Déjà six ans se sont écoulés depuis que Fred Fortin a « plastré» de nouvelles compositions en solo. Il y a bien eu le corrosif Agnus Dei signé Gros Mené, véhicule créatif permettant à Fortin de nous balancer des pièces plus sales et juvéniles, mais inutile de dire que le successeur de l’excellent Plastrer la Lune était attendu. Il semble d’ailleurs que l’aventure Gros Mené lui a servi d’exutoire parce que Ultramarr, son nouveau disque, fait la belle part aux chansons folk alors que l’auteur du Lac semble avoir abandonné les guitares grinçantes et les riffs bétonnés. Loin d’être un reproche, on se retrouve avec un album plus homogène et mieux ficelé. Homogène oui, mais pas dans la structure des chansons; une des grandes qualités de cet album étant justement sa richesse mélodique.
Fred Fortin a eu l’aide de Joe Grass pour le pedal steel guitar, de Brad et d’Andrew Barr (qui apparaissent sur 5 chansons) pour l’élaboration de ce riche paysage sonore. Quant à lui, Olivier Langevin, collaborateur depuis toujours, empoigne cette fois-ci la basse sur quelques chansons, tâche qui revient habituellement à Fortin. François Lafontaine aux claviers et Sam Joly aux percussions complètent le tableau avec l’aide de Pierre Girard pour la prise de son.

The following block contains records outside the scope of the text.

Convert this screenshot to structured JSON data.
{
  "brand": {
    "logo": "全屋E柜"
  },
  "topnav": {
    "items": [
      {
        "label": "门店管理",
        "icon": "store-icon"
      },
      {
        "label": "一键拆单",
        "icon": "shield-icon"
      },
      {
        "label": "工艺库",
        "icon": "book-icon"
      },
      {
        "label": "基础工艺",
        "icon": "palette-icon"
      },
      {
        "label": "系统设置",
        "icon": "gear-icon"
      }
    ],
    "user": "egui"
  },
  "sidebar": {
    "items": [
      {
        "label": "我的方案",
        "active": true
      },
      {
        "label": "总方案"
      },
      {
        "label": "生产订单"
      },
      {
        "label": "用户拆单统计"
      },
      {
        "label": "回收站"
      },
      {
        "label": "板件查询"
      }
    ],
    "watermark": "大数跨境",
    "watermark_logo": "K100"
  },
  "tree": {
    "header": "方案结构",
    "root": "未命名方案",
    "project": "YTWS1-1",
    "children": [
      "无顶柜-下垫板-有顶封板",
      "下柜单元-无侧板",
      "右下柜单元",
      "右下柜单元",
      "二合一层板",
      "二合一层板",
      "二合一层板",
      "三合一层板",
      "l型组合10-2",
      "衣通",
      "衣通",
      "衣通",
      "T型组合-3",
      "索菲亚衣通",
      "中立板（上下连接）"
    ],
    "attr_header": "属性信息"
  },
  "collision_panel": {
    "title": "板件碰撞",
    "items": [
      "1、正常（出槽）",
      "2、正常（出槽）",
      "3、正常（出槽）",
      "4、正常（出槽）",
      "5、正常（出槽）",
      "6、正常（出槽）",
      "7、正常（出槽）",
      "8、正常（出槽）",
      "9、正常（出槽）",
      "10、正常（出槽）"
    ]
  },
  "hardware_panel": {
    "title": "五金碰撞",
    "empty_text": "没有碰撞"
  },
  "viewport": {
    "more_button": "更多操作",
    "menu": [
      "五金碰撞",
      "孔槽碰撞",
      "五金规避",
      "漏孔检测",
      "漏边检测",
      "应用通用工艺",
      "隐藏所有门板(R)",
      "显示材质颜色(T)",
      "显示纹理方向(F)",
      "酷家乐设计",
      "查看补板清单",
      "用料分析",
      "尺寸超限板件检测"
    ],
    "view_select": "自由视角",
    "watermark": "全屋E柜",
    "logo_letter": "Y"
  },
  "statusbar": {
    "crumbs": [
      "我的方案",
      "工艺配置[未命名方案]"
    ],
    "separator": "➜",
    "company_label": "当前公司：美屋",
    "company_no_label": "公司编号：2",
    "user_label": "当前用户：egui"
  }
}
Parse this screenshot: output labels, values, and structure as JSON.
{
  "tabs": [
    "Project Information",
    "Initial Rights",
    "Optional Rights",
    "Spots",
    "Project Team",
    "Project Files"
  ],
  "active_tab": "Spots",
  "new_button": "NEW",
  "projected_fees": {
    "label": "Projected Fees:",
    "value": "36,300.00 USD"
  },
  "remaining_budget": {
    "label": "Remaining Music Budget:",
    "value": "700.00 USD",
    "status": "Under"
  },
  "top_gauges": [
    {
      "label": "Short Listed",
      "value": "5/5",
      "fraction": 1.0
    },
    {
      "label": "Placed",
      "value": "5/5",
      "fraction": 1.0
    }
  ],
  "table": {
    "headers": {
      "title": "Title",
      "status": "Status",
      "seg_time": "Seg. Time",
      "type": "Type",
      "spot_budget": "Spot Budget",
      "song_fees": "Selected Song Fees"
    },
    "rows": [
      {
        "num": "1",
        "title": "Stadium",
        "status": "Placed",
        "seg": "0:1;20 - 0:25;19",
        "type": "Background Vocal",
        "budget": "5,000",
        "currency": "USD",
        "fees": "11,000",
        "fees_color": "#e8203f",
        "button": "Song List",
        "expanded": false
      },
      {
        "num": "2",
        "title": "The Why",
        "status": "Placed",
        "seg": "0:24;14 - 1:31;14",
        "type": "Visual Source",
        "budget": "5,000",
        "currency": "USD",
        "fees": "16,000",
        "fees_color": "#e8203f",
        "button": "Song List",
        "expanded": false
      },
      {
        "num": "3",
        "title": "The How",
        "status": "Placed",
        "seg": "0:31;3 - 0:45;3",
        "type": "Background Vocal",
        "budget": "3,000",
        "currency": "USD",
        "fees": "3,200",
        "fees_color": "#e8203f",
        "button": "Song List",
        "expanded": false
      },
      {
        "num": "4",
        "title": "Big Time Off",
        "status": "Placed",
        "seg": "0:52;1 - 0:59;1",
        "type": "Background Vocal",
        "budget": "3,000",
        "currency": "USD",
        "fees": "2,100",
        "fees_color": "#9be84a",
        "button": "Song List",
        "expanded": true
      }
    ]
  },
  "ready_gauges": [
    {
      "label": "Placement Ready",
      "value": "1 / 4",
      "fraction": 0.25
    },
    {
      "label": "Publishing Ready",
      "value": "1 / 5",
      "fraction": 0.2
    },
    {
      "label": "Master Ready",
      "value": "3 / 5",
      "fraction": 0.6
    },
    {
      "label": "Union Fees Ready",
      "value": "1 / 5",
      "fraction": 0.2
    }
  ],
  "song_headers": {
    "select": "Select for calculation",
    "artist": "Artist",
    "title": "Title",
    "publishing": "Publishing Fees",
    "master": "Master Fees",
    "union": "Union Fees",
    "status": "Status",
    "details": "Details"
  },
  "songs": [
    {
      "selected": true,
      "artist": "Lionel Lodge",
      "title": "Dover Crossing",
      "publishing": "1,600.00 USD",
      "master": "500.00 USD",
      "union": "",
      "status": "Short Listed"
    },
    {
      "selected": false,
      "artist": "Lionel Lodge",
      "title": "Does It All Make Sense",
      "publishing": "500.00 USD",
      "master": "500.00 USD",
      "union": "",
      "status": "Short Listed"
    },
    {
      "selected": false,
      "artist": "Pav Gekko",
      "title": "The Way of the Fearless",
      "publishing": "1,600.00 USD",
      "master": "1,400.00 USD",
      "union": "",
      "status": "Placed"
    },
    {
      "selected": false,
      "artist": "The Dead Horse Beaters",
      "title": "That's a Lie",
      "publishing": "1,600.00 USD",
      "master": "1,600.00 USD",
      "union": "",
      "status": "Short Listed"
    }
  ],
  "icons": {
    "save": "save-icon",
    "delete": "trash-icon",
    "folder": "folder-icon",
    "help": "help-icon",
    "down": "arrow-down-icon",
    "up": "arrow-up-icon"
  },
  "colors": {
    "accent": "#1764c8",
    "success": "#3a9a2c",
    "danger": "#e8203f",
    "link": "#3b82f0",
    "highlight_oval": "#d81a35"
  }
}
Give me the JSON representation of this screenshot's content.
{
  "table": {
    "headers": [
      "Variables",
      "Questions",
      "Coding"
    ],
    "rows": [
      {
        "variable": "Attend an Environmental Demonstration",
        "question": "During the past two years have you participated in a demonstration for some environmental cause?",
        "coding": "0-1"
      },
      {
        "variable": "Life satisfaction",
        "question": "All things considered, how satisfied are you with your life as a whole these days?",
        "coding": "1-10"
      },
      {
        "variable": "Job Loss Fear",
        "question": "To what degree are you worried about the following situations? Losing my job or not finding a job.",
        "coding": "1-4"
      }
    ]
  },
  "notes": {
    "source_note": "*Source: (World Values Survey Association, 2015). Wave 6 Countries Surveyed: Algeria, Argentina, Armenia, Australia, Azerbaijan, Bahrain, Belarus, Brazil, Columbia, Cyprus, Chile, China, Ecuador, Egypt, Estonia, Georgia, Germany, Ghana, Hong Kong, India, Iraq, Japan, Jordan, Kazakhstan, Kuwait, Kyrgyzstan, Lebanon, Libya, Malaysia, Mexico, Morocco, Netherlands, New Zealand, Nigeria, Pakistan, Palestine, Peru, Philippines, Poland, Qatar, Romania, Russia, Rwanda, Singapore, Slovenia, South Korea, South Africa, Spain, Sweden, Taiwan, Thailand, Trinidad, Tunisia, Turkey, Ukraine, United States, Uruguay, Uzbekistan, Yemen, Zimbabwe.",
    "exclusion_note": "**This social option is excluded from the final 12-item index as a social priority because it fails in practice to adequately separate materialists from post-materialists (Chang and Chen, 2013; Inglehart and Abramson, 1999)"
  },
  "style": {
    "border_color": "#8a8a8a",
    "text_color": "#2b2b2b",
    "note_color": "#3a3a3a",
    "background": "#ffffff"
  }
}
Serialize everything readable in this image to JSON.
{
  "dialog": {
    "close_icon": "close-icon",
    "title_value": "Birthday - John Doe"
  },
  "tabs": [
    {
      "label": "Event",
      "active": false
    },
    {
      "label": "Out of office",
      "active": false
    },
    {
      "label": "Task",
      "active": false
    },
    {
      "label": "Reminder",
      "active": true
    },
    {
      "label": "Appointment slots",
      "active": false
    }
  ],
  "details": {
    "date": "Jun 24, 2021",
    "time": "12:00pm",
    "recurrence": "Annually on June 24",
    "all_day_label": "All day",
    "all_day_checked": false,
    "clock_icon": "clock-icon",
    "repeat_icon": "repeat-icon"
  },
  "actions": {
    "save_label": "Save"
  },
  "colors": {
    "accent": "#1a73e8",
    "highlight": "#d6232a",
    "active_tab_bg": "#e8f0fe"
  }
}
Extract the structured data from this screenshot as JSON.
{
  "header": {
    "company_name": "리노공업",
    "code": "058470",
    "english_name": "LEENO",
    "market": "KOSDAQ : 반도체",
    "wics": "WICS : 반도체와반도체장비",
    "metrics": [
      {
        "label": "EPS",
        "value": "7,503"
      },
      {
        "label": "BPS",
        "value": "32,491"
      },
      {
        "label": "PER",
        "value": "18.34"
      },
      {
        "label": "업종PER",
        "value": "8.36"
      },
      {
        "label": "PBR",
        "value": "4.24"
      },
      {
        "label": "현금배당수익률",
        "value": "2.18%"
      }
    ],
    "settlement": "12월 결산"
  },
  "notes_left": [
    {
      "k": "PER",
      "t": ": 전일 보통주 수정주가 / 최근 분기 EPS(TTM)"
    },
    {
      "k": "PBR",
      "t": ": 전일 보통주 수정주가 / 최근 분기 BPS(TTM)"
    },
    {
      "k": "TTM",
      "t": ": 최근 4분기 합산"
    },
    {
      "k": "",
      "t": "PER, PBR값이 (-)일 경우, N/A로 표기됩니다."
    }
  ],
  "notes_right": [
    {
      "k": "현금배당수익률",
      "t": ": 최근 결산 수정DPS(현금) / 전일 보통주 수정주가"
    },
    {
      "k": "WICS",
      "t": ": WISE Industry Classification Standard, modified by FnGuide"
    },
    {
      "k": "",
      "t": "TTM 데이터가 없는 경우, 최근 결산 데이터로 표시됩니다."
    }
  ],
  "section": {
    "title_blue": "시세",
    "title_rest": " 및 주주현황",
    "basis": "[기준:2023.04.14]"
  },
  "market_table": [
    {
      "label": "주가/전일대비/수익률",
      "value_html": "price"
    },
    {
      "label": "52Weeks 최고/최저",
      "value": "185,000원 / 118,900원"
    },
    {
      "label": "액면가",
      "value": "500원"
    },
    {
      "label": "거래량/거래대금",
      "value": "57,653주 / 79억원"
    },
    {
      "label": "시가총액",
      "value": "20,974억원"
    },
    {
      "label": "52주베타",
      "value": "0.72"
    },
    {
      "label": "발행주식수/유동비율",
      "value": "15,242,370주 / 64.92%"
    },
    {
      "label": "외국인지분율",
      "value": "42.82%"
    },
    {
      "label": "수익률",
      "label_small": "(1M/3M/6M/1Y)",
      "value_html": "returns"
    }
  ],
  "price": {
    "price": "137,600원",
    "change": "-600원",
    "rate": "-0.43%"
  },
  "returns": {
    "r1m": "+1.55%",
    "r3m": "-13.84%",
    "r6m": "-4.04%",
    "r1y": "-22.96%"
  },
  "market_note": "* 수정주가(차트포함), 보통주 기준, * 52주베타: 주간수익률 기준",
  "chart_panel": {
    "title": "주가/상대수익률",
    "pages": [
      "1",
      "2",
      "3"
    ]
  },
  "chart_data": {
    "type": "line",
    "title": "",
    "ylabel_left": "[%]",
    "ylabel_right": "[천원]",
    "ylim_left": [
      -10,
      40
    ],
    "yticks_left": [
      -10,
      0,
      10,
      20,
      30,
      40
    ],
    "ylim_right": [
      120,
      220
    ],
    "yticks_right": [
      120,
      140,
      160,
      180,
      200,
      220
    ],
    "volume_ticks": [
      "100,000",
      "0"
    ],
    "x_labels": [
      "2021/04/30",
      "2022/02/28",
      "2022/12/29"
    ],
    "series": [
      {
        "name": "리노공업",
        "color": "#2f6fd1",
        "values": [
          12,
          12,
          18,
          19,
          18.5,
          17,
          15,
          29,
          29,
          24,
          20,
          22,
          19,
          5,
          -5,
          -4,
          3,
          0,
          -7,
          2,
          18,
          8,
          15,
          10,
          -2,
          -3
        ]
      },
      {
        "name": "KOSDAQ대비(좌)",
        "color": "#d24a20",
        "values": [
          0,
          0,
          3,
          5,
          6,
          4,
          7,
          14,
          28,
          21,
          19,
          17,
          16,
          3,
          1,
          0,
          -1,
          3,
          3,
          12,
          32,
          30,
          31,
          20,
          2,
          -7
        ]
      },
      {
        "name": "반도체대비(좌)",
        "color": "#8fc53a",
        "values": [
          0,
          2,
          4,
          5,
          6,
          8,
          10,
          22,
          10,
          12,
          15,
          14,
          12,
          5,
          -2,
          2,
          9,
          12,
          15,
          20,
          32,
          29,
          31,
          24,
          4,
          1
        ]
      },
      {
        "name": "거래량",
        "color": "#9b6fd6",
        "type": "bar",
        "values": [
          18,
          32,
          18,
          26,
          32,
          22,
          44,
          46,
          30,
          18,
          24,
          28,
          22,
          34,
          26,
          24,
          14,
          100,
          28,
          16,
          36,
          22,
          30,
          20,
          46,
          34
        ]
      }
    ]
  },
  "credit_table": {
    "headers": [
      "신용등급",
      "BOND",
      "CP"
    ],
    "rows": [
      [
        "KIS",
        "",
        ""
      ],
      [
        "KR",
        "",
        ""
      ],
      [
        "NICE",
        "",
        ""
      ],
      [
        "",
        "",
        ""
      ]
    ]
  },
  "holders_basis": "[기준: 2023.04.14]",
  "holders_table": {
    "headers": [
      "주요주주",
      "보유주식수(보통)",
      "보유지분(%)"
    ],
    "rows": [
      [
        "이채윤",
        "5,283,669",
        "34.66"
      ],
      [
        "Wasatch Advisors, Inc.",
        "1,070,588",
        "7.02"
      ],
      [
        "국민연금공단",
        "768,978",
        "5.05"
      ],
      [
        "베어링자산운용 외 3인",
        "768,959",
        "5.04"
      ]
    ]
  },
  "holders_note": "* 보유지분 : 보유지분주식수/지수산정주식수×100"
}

L’album s’ouvre sur la douce Oiseau, fable aviaire fidèle à l’univers spleenétique de Fortin soutenue par l’habile batterie d’Andrew Barr. Dans Douille, le protagoniste qui cherche d’abord ses cigarettes vit dans un univers qui s’effrite entre les murs d’une psychose. La mélodie chantée par Fortin (appuyé par les synthétiseurs) accentue l’inquiétude qui émane d’une telle débarque. 10$, la pièce qui a inspiré la magnifique pochette réalisée par Martin Bureau semble dépeindre un curieux parallèle entre les courses de char et la vie effrénée d’artiste. Il y a ensuite des pièces comme Gratte (superbe solo de guitare de Brad Barr) ou la fabuleuse Tête perdue qui sont de curieuses bêtes mélodiques. Il y a d’ailleurs sur cette dernière un petit côté progressif qui rappelle par moment son album Planter le décor (on pense entre autre à la puissante Châteaubriand). La touche country-folk est toujours présente grâce à l’envoutante Molly et à Tapis Noir, une sympathique ode à la procrastination. Gros coup de cœur aussi pour Grippe, une magnifique pièce au rythme particulier où Fred chante un certain mal de vivre dans un rendu qui rappelle un peu Leloup. Chanson ironique pour notre ancien premier ministre, L’amour Ô Canada est jouissive malgré sa courte durée. C’est un pièce qui porte définitivement la signature de Fortin par sa richesse mélodique. Ultramarr, pièce titre de l’album, apporte un peu de soleil avec son rythme honky-tonk qui illustre la vie d’un couple de garagistes qui attendent impatiemment l’arrivée de la fin de semaine pour s’éclater un peu. Tite dernière, brève chanson écrite pour la série Les beaux malaises évoque des adieux pour conclure cet album magistral.
Quelques écoutes suffisent pour comprendre que Fred Fortin a outrepassé les attentes. Sans renier son style habituel, il réussit à surprendre l’auditeur. Il y a toujours ce voile de fumée qui vient brouiller la frontière entre l’autobiographique et la fiction. Il y a toujours ces progressions d’accords inventives qui soutiennent des textes riches même si l’esprit juvénile d’autrefois fait place à une poésie plus rugueuse et recherchée. Il y a toujours ces tournures de phrases efficaces et d’une triste beauté comme dans Tapis noir: « J’ai un p’tit coeur patché au gaffeur tape loin du tien en hiver » ou Grippe: »Tu seras le fantôme de quelqu’un que t’étais et que t’as mis aux oubliettes ». Et il y a celui qui livre systématiquement des albums de qualité, mais qui atteint avec Ultramarr des sommets inégalés. C’est un disque somptueux et concis qui se dévoile tranquillement et qui a donc un très haut pouvoir de ré-écoute.
Ce sera d’ailleurs intéressant de voir la grille de chansons du spectacle puisqu’on risque d’avoir droit à un concert plus tranquille. Les bonnes candidates ne manquent pas sur les albums précédents… à moins que le principal intéressé en décide autrement?
Des concerts devraient être annoncés pour une tournée cet automne.